Von Von Peter Grubmüller, 30. Oktober 2010, 00:04 Uhr
Die Inflation der Heiligen
So sieht Andrea Maria Dusl (Regisseurin/Autorin) Adolf Holl. Bild: Residenz-Verlag

Am Montag (19.30 Uhr), zu Allerheiligen, wird Adolf Holl im Linzer Kepler-Salon über „Pop-Heilige“ sprechen – von dem in Italien besonders verehrten Padre Pio bis zur Entertainerin Madonna. Mit den OÖNachrichten sprach der Schriftsteller, Theologe und Philosoph über seine eigenen Glaubenserfahrungen.

OÖN: Warum haben Sie sich Padre Pio (1887–1968, Anm.) als Thema ausgesucht?

Holl: Persönlich durfte ich den Padre Pio leider nie kennenlernen. Aber ich weiß über ihn von Kardinal Schönborn einige Geschichten, sozusagen aus erster Hand. Der Kardinal hat mir erzählt, dass er wieder aus erster Hand von einem Diplomaten erfahren hat, wie sich der Padre Pio in einer Plauderei mit 15, 20 Diplomaten einen halben Meter vom Boden erhoben hat und in der Luft geschwebt ist – eine sogenannte Levitation. Dieser Diplomat hat auch gesehen, dass das dem Padre Pio eher peinlich gewesen ist. Ich hab versucht, mich im Fernsehen per Trickfilm levitieren zu lassen, aber das ist leider nicht geglückt.

OÖN: Beeindrucken Sie solche Geschichten?

Holl: Ich habe eine Schwäche für Ereignisse, neben denen der Physikunterricht merkwürdig ausschaut. Ich bin dafür verführbar, weil diese seltsamen Vorfälle singulär sind.

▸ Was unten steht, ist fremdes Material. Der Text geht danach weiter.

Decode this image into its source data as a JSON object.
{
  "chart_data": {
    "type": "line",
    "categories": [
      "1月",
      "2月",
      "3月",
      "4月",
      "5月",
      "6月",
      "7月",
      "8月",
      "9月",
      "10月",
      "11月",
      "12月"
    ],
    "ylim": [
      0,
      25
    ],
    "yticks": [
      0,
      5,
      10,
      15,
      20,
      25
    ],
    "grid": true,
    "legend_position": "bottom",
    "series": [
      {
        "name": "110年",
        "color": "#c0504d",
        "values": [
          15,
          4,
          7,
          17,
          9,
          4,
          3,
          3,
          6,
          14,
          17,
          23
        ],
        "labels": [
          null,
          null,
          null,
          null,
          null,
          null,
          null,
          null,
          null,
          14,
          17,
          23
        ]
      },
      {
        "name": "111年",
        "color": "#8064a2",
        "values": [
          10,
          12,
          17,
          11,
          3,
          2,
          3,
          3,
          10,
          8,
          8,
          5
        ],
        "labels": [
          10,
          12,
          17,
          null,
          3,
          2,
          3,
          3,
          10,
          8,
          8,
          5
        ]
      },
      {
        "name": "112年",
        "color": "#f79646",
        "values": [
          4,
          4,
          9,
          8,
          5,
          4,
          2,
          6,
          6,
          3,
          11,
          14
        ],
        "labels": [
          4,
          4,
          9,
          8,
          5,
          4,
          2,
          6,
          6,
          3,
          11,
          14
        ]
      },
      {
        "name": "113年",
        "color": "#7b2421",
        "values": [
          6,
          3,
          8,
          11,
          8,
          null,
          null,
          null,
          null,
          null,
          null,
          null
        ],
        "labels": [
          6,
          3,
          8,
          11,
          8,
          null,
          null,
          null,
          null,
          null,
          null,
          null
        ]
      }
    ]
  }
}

Man kann sie nicht wiederholen. Wenn also ein Knochenkrebs im Endstadium in einer Sekunde in Lourdes verschwindet, dann schauen auch die Mediziner hilflos drein – das amüsiert mich. Die Grundregel der heutigen Erfahrungswissenschaften ist die Wiederholbarkeit, etwa wenn man ein Medikament testet. Sofern die Wiederholung scheitert, fallen diese Ereignisse wissenschaftlich durch und der Wissenschaftler geht ihnen aus dem Weg – das amüsiert mich auch.

OÖN: Sie sind amüsiert, aber glauben Sie es auch?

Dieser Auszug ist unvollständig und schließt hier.